The deals are expected to generate 4 billion euros
In total, BayWa hopes to generate sales proceeds of around four billion euros, including the debt burden of the companies concerned. This should reduce the debt burden from currently more than five billion euros to one billion under pressure from the banks, according to the overview of the plans. The experts believe that BayWa’s survival is guaranteed only under this condition. Of the turnover of approximately 23 billion euros in the current year, approximately eight billion remains. At the same time, the operating result (Ebitda) is expected to improve to approximately EUR 300 (expected in 2024: 200) million, with savings of more than EUR 300 million. 400 million euros.

In Germany, 1,300 of the 8,000 jobs will disappear
At BayWa AG in Germany, 1,300 of the 8,000 jobs will be cut, including almost 400 in the bloated headquarters. BayWa announced on Wednesday that, as part of the restructuring, the group would be reduced to its core activities: trading in agricultural and construction materials, energy and agricultural technology.

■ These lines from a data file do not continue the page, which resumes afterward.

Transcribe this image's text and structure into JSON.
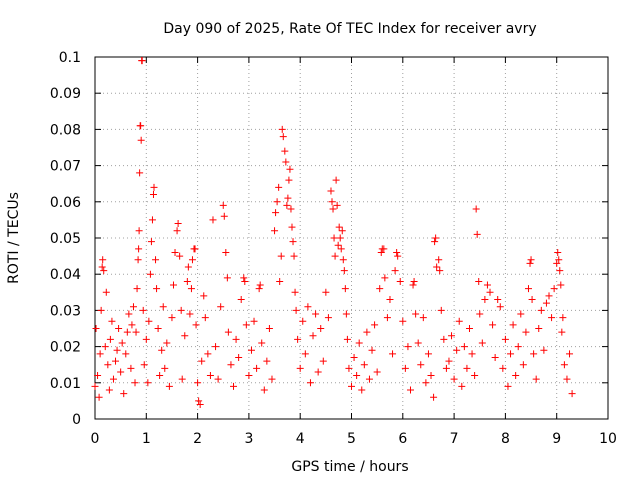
{
  "chart_data": {
    "type": "scatter",
    "title": "Day 090 of 2025, Rate Of TEC Index for receiver avry",
    "xlabel": "GPS time / hours",
    "ylabel": "ROTI / TECUs",
    "xlim": [
      0,
      10
    ],
    "ylim": [
      0,
      0.1
    ],
    "x_ticks": [
      "0",
      "1",
      "2",
      "3",
      "4",
      "5",
      "6",
      "7",
      "8",
      "9",
      "10"
    ],
    "y_ticks": [
      "0",
      "0.01",
      "0.02",
      "0.03",
      "0.04",
      "0.05",
      "0.06",
      "0.07",
      "0.08",
      "0.09",
      "0.1"
    ],
    "grid": true,
    "marker": "+",
    "series_color": "#ff0000",
    "series": [
      {
        "name": "ROTI",
        "points": [
          [
            0.0,
            0.009
          ],
          [
            0.02,
            0.025
          ],
          [
            0.05,
            0.012
          ],
          [
            0.08,
            0.006
          ],
          [
            0.1,
            0.018
          ],
          [
            0.12,
            0.03
          ],
          [
            0.14,
            0.042
          ],
          [
            0.15,
            0.044
          ],
          [
            0.17,
            0.041
          ],
          [
            0.2,
            0.02
          ],
          [
            0.22,
            0.035
          ],
          [
            0.25,
            0.015
          ],
          [
            0.28,
            0.008
          ],
          [
            0.3,
            0.022
          ],
          [
            0.33,
            0.027
          ],
          [
            0.36,
            0.011
          ],
          [
            0.4,
            0.016
          ],
          [
            0.43,
            0.019
          ],
          [
            0.46,
            0.025
          ],
          [
            0.5,
            0.013
          ],
          [
            0.53,
            0.021
          ],
          [
            0.56,
            0.007
          ],
          [
            0.6,
            0.018
          ],
          [
            0.63,
            0.024
          ],
          [
            0.66,
            0.029
          ],
          [
            0.7,
            0.014
          ],
          [
            0.72,
            0.026
          ],
          [
            0.75,
            0.031
          ],
          [
            0.78,
            0.01
          ],
          [
            0.8,
            0.024
          ],
          [
            0.82,
            0.036
          ],
          [
            0.84,
            0.044
          ],
          [
            0.85,
            0.047
          ],
          [
            0.86,
            0.052
          ],
          [
            0.87,
            0.068
          ],
          [
            0.88,
            0.081
          ],
          [
            0.89,
            0.081
          ],
          [
            0.9,
            0.077
          ],
          [
            0.91,
            0.099
          ],
          [
            0.92,
            0.099
          ],
          [
            0.94,
            0.03
          ],
          [
            0.96,
            0.015
          ],
          [
            1.0,
            0.022
          ],
          [
            1.03,
            0.01
          ],
          [
            1.05,
            0.027
          ],
          [
            1.08,
            0.04
          ],
          [
            1.1,
            0.049
          ],
          [
            1.12,
            0.055
          ],
          [
            1.14,
            0.062
          ],
          [
            1.15,
            0.064
          ],
          [
            1.18,
            0.044
          ],
          [
            1.2,
            0.036
          ],
          [
            1.23,
            0.025
          ],
          [
            1.26,
            0.012
          ],
          [
            1.3,
            0.019
          ],
          [
            1.33,
            0.031
          ],
          [
            1.36,
            0.014
          ],
          [
            1.4,
            0.021
          ],
          [
            1.45,
            0.009
          ],
          [
            1.5,
            0.028
          ],
          [
            1.53,
            0.037
          ],
          [
            1.56,
            0.046
          ],
          [
            1.6,
            0.052
          ],
          [
            1.62,
            0.054
          ],
          [
            1.65,
            0.045
          ],
          [
            1.68,
            0.03
          ],
          [
            1.7,
            0.011
          ],
          [
            1.75,
            0.023
          ],
          [
            1.8,
            0.038
          ],
          [
            1.82,
            0.042
          ],
          [
            1.85,
            0.029
          ],
          [
            1.88,
            0.036
          ],
          [
            1.9,
            0.044
          ],
          [
            1.93,
            0.047
          ],
          [
            1.95,
            0.047
          ],
          [
            1.97,
            0.026
          ],
          [
            2.0,
            0.01
          ],
          [
            2.02,
            0.005
          ],
          [
            2.05,
            0.004
          ],
          [
            2.08,
            0.016
          ],
          [
            2.12,
            0.034
          ],
          [
            2.15,
            0.028
          ],
          [
            2.2,
            0.018
          ],
          [
            2.25,
            0.012
          ],
          [
            2.3,
            0.055
          ],
          [
            2.35,
            0.02
          ],
          [
            2.4,
            0.011
          ],
          [
            2.45,
            0.031
          ],
          [
            2.5,
            0.059
          ],
          [
            2.52,
            0.056
          ],
          [
            2.55,
            0.046
          ],
          [
            2.58,
            0.039
          ],
          [
            2.6,
            0.024
          ],
          [
            2.65,
            0.015
          ],
          [
            2.7,
            0.009
          ],
          [
            2.75,
            0.022
          ],
          [
            2.8,
            0.017
          ],
          [
            2.85,
            0.033
          ],
          [
            2.9,
            0.039
          ],
          [
            2.92,
            0.038
          ],
          [
            2.95,
            0.026
          ],
          [
            3.0,
            0.012
          ],
          [
            3.05,
            0.019
          ],
          [
            3.1,
            0.027
          ],
          [
            3.15,
            0.014
          ],
          [
            3.2,
            0.036
          ],
          [
            3.22,
            0.037
          ],
          [
            3.25,
            0.021
          ],
          [
            3.3,
            0.008
          ],
          [
            3.35,
            0.016
          ],
          [
            3.4,
            0.025
          ],
          [
            3.45,
            0.011
          ],
          [
            3.5,
            0.052
          ],
          [
            3.52,
            0.057
          ],
          [
            3.55,
            0.06
          ],
          [
            3.58,
            0.064
          ],
          [
            3.6,
            0.038
          ],
          [
            3.63,
            0.045
          ],
          [
            3.65,
            0.08
          ],
          [
            3.67,
            0.078
          ],
          [
            3.7,
            0.074
          ],
          [
            3.72,
            0.071
          ],
          [
            3.74,
            0.059
          ],
          [
            3.76,
            0.061
          ],
          [
            3.78,
            0.066
          ],
          [
            3.8,
            0.069
          ],
          [
            3.82,
            0.058
          ],
          [
            3.84,
            0.053
          ],
          [
            3.86,
            0.049
          ],
          [
            3.88,
            0.045
          ],
          [
            3.9,
            0.035
          ],
          [
            3.92,
            0.03
          ],
          [
            3.95,
            0.022
          ],
          [
            4.0,
            0.014
          ],
          [
            4.05,
            0.027
          ],
          [
            4.1,
            0.018
          ],
          [
            4.15,
            0.031
          ],
          [
            4.2,
            0.01
          ],
          [
            4.25,
            0.023
          ],
          [
            4.3,
            0.029
          ],
          [
            4.35,
            0.013
          ],
          [
            4.4,
            0.025
          ],
          [
            4.45,
            0.016
          ],
          [
            4.5,
            0.035
          ],
          [
            4.55,
            0.028
          ],
          [
            4.6,
            0.063
          ],
          [
            4.62,
            0.06
          ],
          [
            4.64,
            0.058
          ],
          [
            4.66,
            0.05
          ],
          [
            4.68,
            0.045
          ],
          [
            4.7,
            0.066
          ],
          [
            4.72,
            0.059
          ],
          [
            4.74,
            0.048
          ],
          [
            4.76,
            0.053
          ],
          [
            4.78,
            0.05
          ],
          [
            4.8,
            0.047
          ],
          [
            4.82,
            0.052
          ],
          [
            4.84,
            0.044
          ],
          [
            4.86,
            0.041
          ],
          [
            4.88,
            0.036
          ],
          [
            4.9,
            0.029
          ],
          [
            4.92,
            0.022
          ],
          [
            4.95,
            0.014
          ],
          [
            5.0,
            0.009
          ],
          [
            5.05,
            0.017
          ],
          [
            5.1,
            0.012
          ],
          [
            5.15,
            0.021
          ],
          [
            5.2,
            0.008
          ],
          [
            5.25,
            0.015
          ],
          [
            5.3,
            0.024
          ],
          [
            5.35,
            0.011
          ],
          [
            5.4,
            0.019
          ],
          [
            5.45,
            0.026
          ],
          [
            5.5,
            0.013
          ],
          [
            5.55,
            0.036
          ],
          [
            5.58,
            0.046
          ],
          [
            5.6,
            0.047
          ],
          [
            5.63,
            0.047
          ],
          [
            5.65,
            0.039
          ],
          [
            5.7,
            0.028
          ],
          [
            5.75,
            0.033
          ],
          [
            5.8,
            0.018
          ],
          [
            5.85,
            0.041
          ],
          [
            5.88,
            0.046
          ],
          [
            5.9,
            0.045
          ],
          [
            5.95,
            0.038
          ],
          [
            6.0,
            0.027
          ],
          [
            6.05,
            0.014
          ],
          [
            6.1,
            0.02
          ],
          [
            6.15,
            0.008
          ],
          [
            6.2,
            0.037
          ],
          [
            6.22,
            0.038
          ],
          [
            6.25,
            0.029
          ],
          [
            6.3,
            0.021
          ],
          [
            6.35,
            0.015
          ],
          [
            6.4,
            0.028
          ],
          [
            6.45,
            0.01
          ],
          [
            6.5,
            0.018
          ],
          [
            6.55,
            0.012
          ],
          [
            6.6,
            0.006
          ],
          [
            6.62,
            0.049
          ],
          [
            6.64,
            0.05
          ],
          [
            6.66,
            0.042
          ],
          [
            6.7,
            0.044
          ],
          [
            6.72,
            0.041
          ],
          [
            6.75,
            0.03
          ],
          [
            6.8,
            0.022
          ],
          [
            6.85,
            0.014
          ],
          [
            6.9,
            0.016
          ],
          [
            6.95,
            0.023
          ],
          [
            7.0,
            0.011
          ],
          [
            7.05,
            0.019
          ],
          [
            7.1,
            0.027
          ],
          [
            7.15,
            0.009
          ],
          [
            7.2,
            0.02
          ],
          [
            7.25,
            0.014
          ],
          [
            7.3,
            0.025
          ],
          [
            7.35,
            0.018
          ],
          [
            7.4,
            0.012
          ],
          [
            7.43,
            0.058
          ],
          [
            7.45,
            0.051
          ],
          [
            7.48,
            0.038
          ],
          [
            7.5,
            0.029
          ],
          [
            7.55,
            0.021
          ],
          [
            7.6,
            0.033
          ],
          [
            7.65,
            0.037
          ],
          [
            7.7,
            0.035
          ],
          [
            7.75,
            0.026
          ],
          [
            7.8,
            0.017
          ],
          [
            7.85,
            0.033
          ],
          [
            7.9,
            0.031
          ],
          [
            7.95,
            0.014
          ],
          [
            8.0,
            0.022
          ],
          [
            8.05,
            0.009
          ],
          [
            8.1,
            0.018
          ],
          [
            8.15,
            0.026
          ],
          [
            8.2,
            0.012
          ],
          [
            8.25,
            0.02
          ],
          [
            8.3,
            0.029
          ],
          [
            8.35,
            0.015
          ],
          [
            8.4,
            0.024
          ],
          [
            8.45,
            0.036
          ],
          [
            8.48,
            0.043
          ],
          [
            8.5,
            0.044
          ],
          [
            8.52,
            0.033
          ],
          [
            8.55,
            0.018
          ],
          [
            8.6,
            0.011
          ],
          [
            8.65,
            0.025
          ],
          [
            8.7,
            0.03
          ],
          [
            8.75,
            0.019
          ],
          [
            8.8,
            0.032
          ],
          [
            8.85,
            0.034
          ],
          [
            8.9,
            0.028
          ],
          [
            8.95,
            0.036
          ],
          [
            9.0,
            0.043
          ],
          [
            9.02,
            0.046
          ],
          [
            9.04,
            0.044
          ],
          [
            9.06,
            0.041
          ],
          [
            9.08,
            0.037
          ],
          [
            9.1,
            0.024
          ],
          [
            9.12,
            0.028
          ],
          [
            9.15,
            0.015
          ],
          [
            9.2,
            0.011
          ],
          [
            9.25,
            0.018
          ],
          [
            9.3,
            0.007
          ]
        ]
      }
    ]
  }
}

However, she had not publicly disclosed how far the plans went.

Baur thus reverses almost all of the expansion under former CEO Klaus Josef Lutz, who had expanded the group with debt-financed acquisitions abroad and the development of its project activities with wind and solar farms.

Rising interest rates, slow sell-through
Rising interest rates and the slow sell-off of a growing number of renewable energy projects pushed BayWa to the brink of bankruptcy this summer. Baur has been working with management consultancy Roland Berger on a restructuring plan since mid-July. By reducing debts, he mainly wants to reduce the interest burden, which has risen from 85 to 400 million euros within five years. By 2027 there should be only 100 million.

Attempts to obtain deferrals and extensions of loans
BayWa’s board is currently struggling with more than a hundred banks and other lenders to defer and extend loans and short-term bonds (commercial paper). A solution should be found by the end of the year. BayWa is planning a capital increase for the coming year that, according to financial circles, will amount to around 150 million euros and will involve major shareholders from the Bavarian and Austrian cooperative sectors. It would be the first since the IPO in 1988. However, the general meeting in 2025 must first create the necessary capital framework, so the step is not realistic before the summer.